ARKA BAHÇEM


Küçüktük, ellerimizden kayıp gitmişti zaman,  büyüyünce anlıyor insan, orta yaşa gelince daha bir hüzünlü oluyor sanki. Bir el serpiştiriyor hüzün zerreciklerini başımızdan aşağı. Hareket ettikçe uçuşan zerrecikler gidip konuveriyor bir başkasının üzerine.

     Ağır bir imtihandan geçtiklerini bilerek yaşayanların aksine her şey sabırsız şimdilerde. İnsanlar sabırsız, vasıtalar sabırsız, binalar ve duygular sabırsız, her şey sanki kendi sonuna bir an önce ulaşmak istiyor gibi çatlarcasına koşuyor sonuna doğru. Hayat yolunda hızla geçerken atladığı anıları, acıları ve hayata dair her şeyi de ağır ağır yaşadığı bir ölüm anında hatırlıyor belki de insan.

    Biz kısa yolculuklar yapanlar için çok uzun geliyor bazen hayat, bazen de bir an... Can kuşumuz uçacak gibi pür dikkat dinlediğimiz imam efendinin okuduğu sela, uzaklaştırıyor sevdiklerimizi bizden. Gülüşler acı, bakışlar yorgun ve gönül terazimizde bulunan manevi ağırlığı bir soruyla kaldırıp atıveriyoruz küfeye "nasıl bilirdiniz?"
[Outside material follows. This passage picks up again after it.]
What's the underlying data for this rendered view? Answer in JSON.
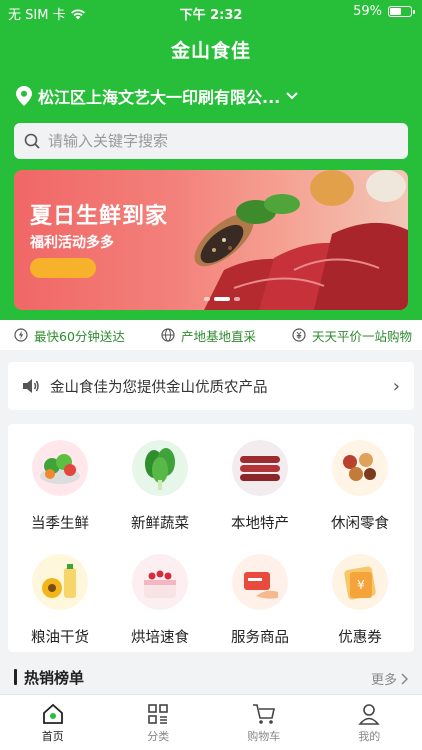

    İşte bak bir önceki paragrafta bitti hayat. Taptaze umutlarla yeşerttiğimiz cesaretimizi kaç kez daha korkak gibi köşeyi dönmeden koyacağız cebimize, kaç kez hayatı 12 den vuramama korkusuyla geçeceğiz atış poligonunun önünden, kaç kez daha arka bahçemize atacağız ertelenen umutları? Deneseydik şu canına yandığımın dünyasında bir atışı belki böylesine kurumaya yüz tutmuş umutlar ekmezdik arka bahçemize.

   Planlar, şımarıklıklar, ihtiyaçlar; sınırsız olan istekler burada yarıda kalıyor her zaman. Ebediyyen bir hayat başlıyor bu oyunlar sonrası ve bir anda korkuların ardına saklanıveriyor samimi gülüşler, dünyada yapamadığım havf ve reca sıratının üzerinde sendeliyorum bir mağfir ve yüzlerde acı bir tebessüm yüzde doksanının. İnsanların soğuk bakışları yakıyor yüzümün değen kısımlarını, kışın yalancı kış güneşi gibi üşütüyor bedenimi.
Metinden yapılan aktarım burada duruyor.